The government has called on older people to reenter the labour market to help boost economic activity, but has this generation been disincentivised by the very regulations designed to give them greater freedom and choice over accessing their pensions?
If chancellor Jeremy Hunt wishes to succeed in bringing back older workers, he should consider reforming some of the “perverse pensions legislation” such as the money purchase annual allowance that may discourage many from going back to work, according to Quilter head of retirement policy Jon Greer.
“Under current legislation, any individual who accesses their pension flexibly triggers the MPAA, with the effect of reducing their annual allowance from £40,000 to £4,000 and thereby limiting their capacity to save into a pension once they return to work,” he said.
The MPAA was intended to prevent wealthier individuals from recycling their tax-free cash into new pension arrangements.
“I don’t think that’s actually happened.
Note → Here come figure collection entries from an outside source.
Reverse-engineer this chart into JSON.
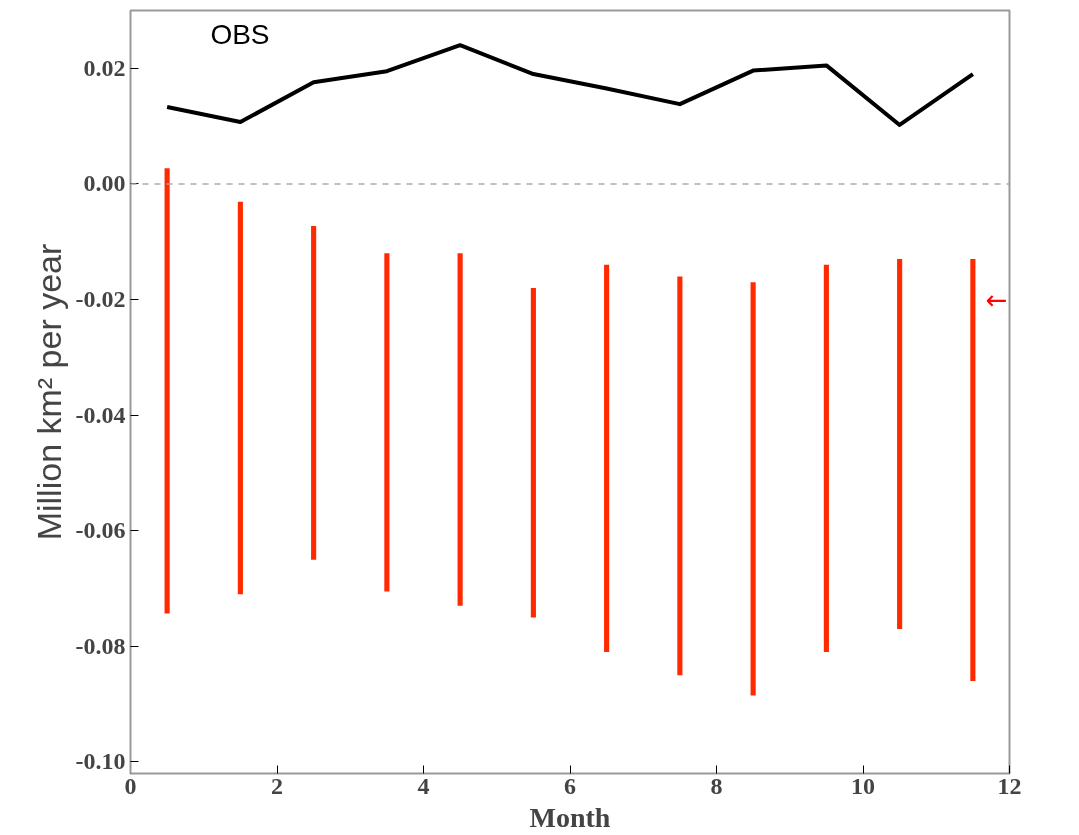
{
  "chart_data": {
    "type": "line",
    "xlabel": "Month",
    "ylabel": "Million km² per year",
    "xlim": [
      0,
      12
    ],
    "ylim": [
      -0.102,
      0.03
    ],
    "xticks": [
      0,
      2,
      4,
      6,
      8,
      10,
      12
    ],
    "yticks": [
      {
        "value": -0.1,
        "label": "-0.10"
      },
      {
        "value": -0.08,
        "label": "-0.08"
      },
      {
        "value": -0.06,
        "label": "-0.06"
      },
      {
        "value": -0.04,
        "label": "-0.04"
      },
      {
        "value": -0.02,
        "label": "-0.02"
      },
      {
        "value": 0,
        "label": "0.00"
      },
      {
        "value": 0.02,
        "label": "0.02"
      }
    ],
    "grid": false,
    "legend": false,
    "ref_lines": [
      {
        "axis": "y",
        "value": 0,
        "color": "#aaaaaa",
        "line_style": "dashed"
      }
    ],
    "annotations": [
      "←"
    ],
    "series": [
      {
        "name": "OBS",
        "color": "#000000",
        "x": [
          0.5,
          1.5,
          2.5,
          3.5,
          4.5,
          5.5,
          6.5,
          7.5,
          8.5,
          9.5,
          10.5,
          11.5
        ],
        "values": [
          0.0133,
          0.0107,
          0.0176,
          0.0195,
          0.024,
          0.019,
          0.0165,
          0.0138,
          0.0196,
          0.0205,
          0.0102,
          0.019
        ]
      },
      {
        "type": "bar",
        "color": "#ff2a00",
        "x": [
          0.5,
          1.5,
          2.5,
          3.5,
          4.5,
          5.5,
          6.5,
          7.5,
          8.5,
          9.5,
          10.5,
          11.5
        ],
        "base": [
          -0.0743,
          -0.071,
          -0.065,
          -0.0705,
          -0.073,
          -0.075,
          -0.081,
          -0.085,
          -0.0885,
          -0.081,
          -0.077,
          -0.086
        ],
        "values": [
          0.077,
          0.0679,
          0.0577,
          0.0585,
          0.061,
          0.057,
          0.067,
          0.069,
          0.0715,
          0.067,
          0.064,
          0.073
        ]
      }
    ]
  }
}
The rule is very clear and if you’re recycling tax-free cash, it’s pre-planned,” Greer said.
“The MPAA should be restored to the pre-2017 level of £10,000 per annum, which would alleviate the risk of hitting the MPAA for most people and remove the clear disincentive for older people to go back to work.”
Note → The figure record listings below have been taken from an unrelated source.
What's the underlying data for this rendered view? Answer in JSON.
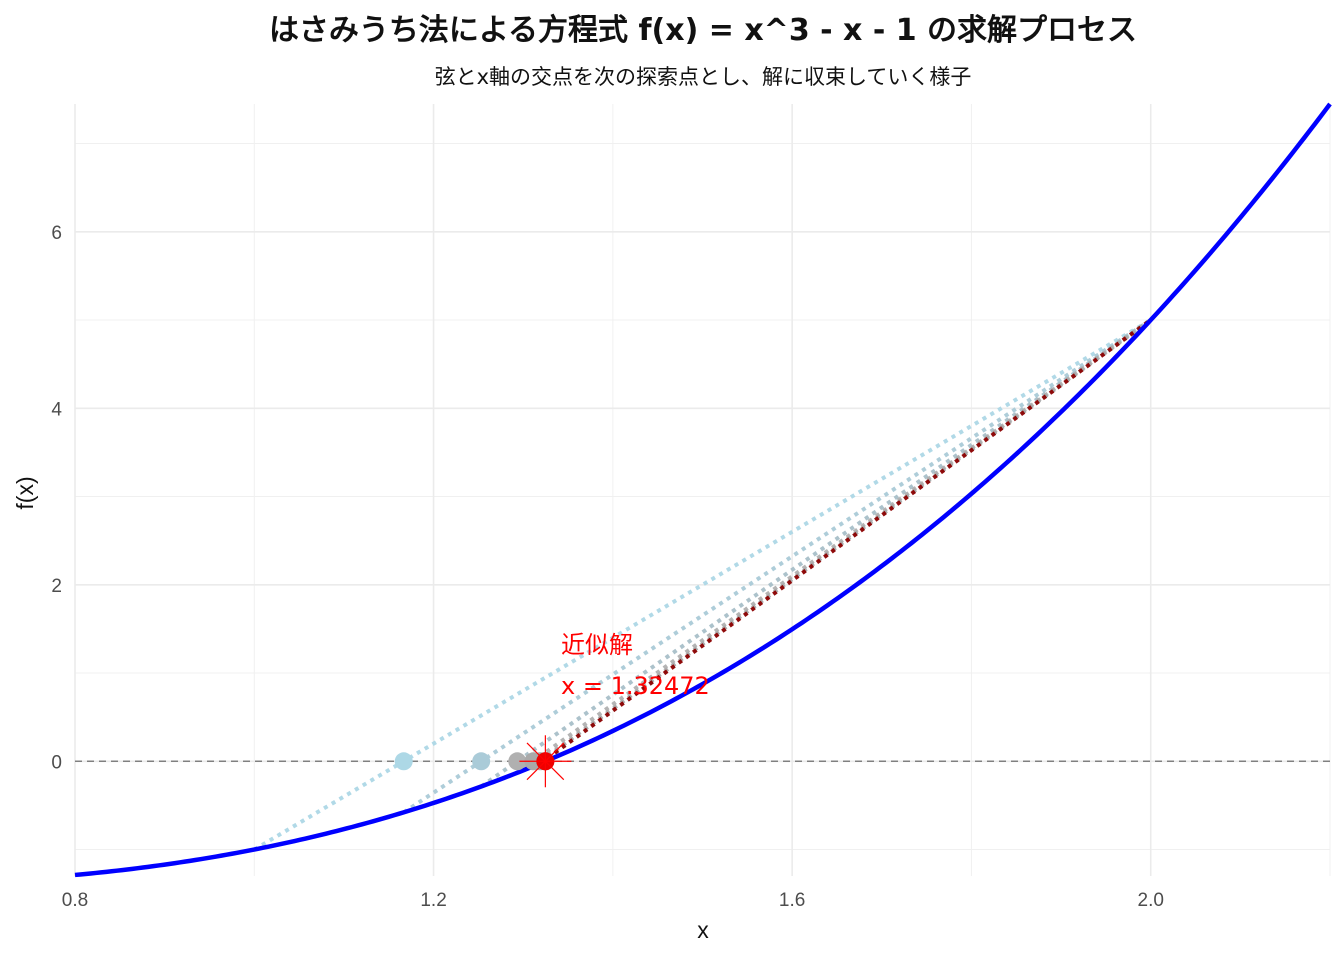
{
  "chart_data": {
    "type": "line",
    "title": "はさみうち法による方程式 f(x) = x^3 - x - 1 の求解プロセス",
    "subtitle": "弦とx軸の交点を次の探索点とし、解に収束していく様子",
    "xlabel": "x",
    "ylabel": "f(x)",
    "xlim": [
      0.8,
      2.2
    ],
    "ylim": [
      -1.3,
      7.448
    ],
    "x_ticks": [
      0.8,
      1.2,
      1.6,
      2.0
    ],
    "x_tick_labels": [
      "0.8",
      "1.2",
      "1.6",
      "2.0"
    ],
    "y_ticks": [
      0,
      2,
      4,
      6
    ],
    "y_tick_labels": [
      "0",
      "2",
      "4",
      "6"
    ],
    "grid": true,
    "curve": {
      "function": "x^3 - x - 1",
      "x_range": [
        0.8,
        2.2
      ],
      "color": "#0000ff"
    },
    "hline": {
      "y": 0,
      "style": "dashed",
      "color": "#808080"
    },
    "secant_lines": [
      {
        "x1": 1.0,
        "y1": -1.0,
        "x2": 2.0,
        "y2": 5.0,
        "color": "#add8e6"
      },
      {
        "x1": 1.1667,
        "y1": -0.5787,
        "x2": 2.0,
        "y2": 5.0,
        "color": "#aacbd8"
      },
      {
        "x1": 1.2531,
        "y1": -0.2854,
        "x2": 2.0,
        "y2": 5.0,
        "color": "#a8bfc9"
      },
      {
        "x1": 1.2934,
        "y1": -0.1295,
        "x2": 2.0,
        "y2": 5.0,
        "color": "#b0b0b0"
      },
      {
        "x1": 1.3113,
        "y1": -0.0566,
        "x2": 2.0,
        "y2": 5.0,
        "color": "#a9a9a9"
      },
      {
        "x1": 1.319,
        "y1": -0.0242,
        "x2": 2.0,
        "y2": 5.0,
        "color": "#8b0000"
      }
    ],
    "iteration_points": [
      {
        "x": 1.1667,
        "y": 0,
        "color": "#add8e6"
      },
      {
        "x": 1.2531,
        "y": 0,
        "color": "#aacbd8"
      },
      {
        "x": 1.2934,
        "y": 0,
        "color": "#b0b0b0"
      },
      {
        "x": 1.3113,
        "y": 0,
        "color": "#a9a9a9"
      },
      {
        "x": 1.319,
        "y": 0,
        "color": "#a9a9a9"
      },
      {
        "x": 1.3247,
        "y": 0,
        "color": "#8b0000"
      }
    ],
    "root": {
      "x": 1.32472,
      "y": 0,
      "color": "#ff0000"
    },
    "annotation": {
      "line1": "近似解",
      "line2": "x = 1.32472",
      "color": "#ff0000"
    }
  }
}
Cost of living is catching people out
Older workers are perhaps right to be concerned about the low threshold, when government data shows that one-quarter of pension savers over the age of 55 contributed more than £4,000 a year to their pensions in 2020-21, according to AJ Bell.
Official figures reveal that £3.6bn of flexible pension withdrawals had been made by more than 500,000 individuals between April 1 and June 30 2022 – a 23 per cent increase on the same period in 2021.
This prompted AJ Bell to write to the Treasury to warn that rising inflation risked forcing people to dip into their pensions earlier and to call for the MPAA to be raised to £10,000.
“There is mounting evidence that squeezed savers are being forced to turn to their pension pots to make ends meet during the cost of living crisis,” said AJ Bell head of retirement policy Tom Selby.
Inflation is the most likely driver, but many parents and grandparents may be dipping into their pension to help their families cope with rising prices, he added.
Those who trigger the MPAA by accessing taxable income flexibly from their pension for the first time, will feel a significant impact on their ability to rebuild their retirement fund, as the MPAA permanently reduced an individual’s annual allowance from £40,000 to just £4,000, while removing the ability to carry forward unused allowances from the three previous tax years.
Breeching the allowance will also trigger a tax charge to recoup the up-front tax relief received. Without advice or guidance, individuals may find themselves on the wrong side of the regulations.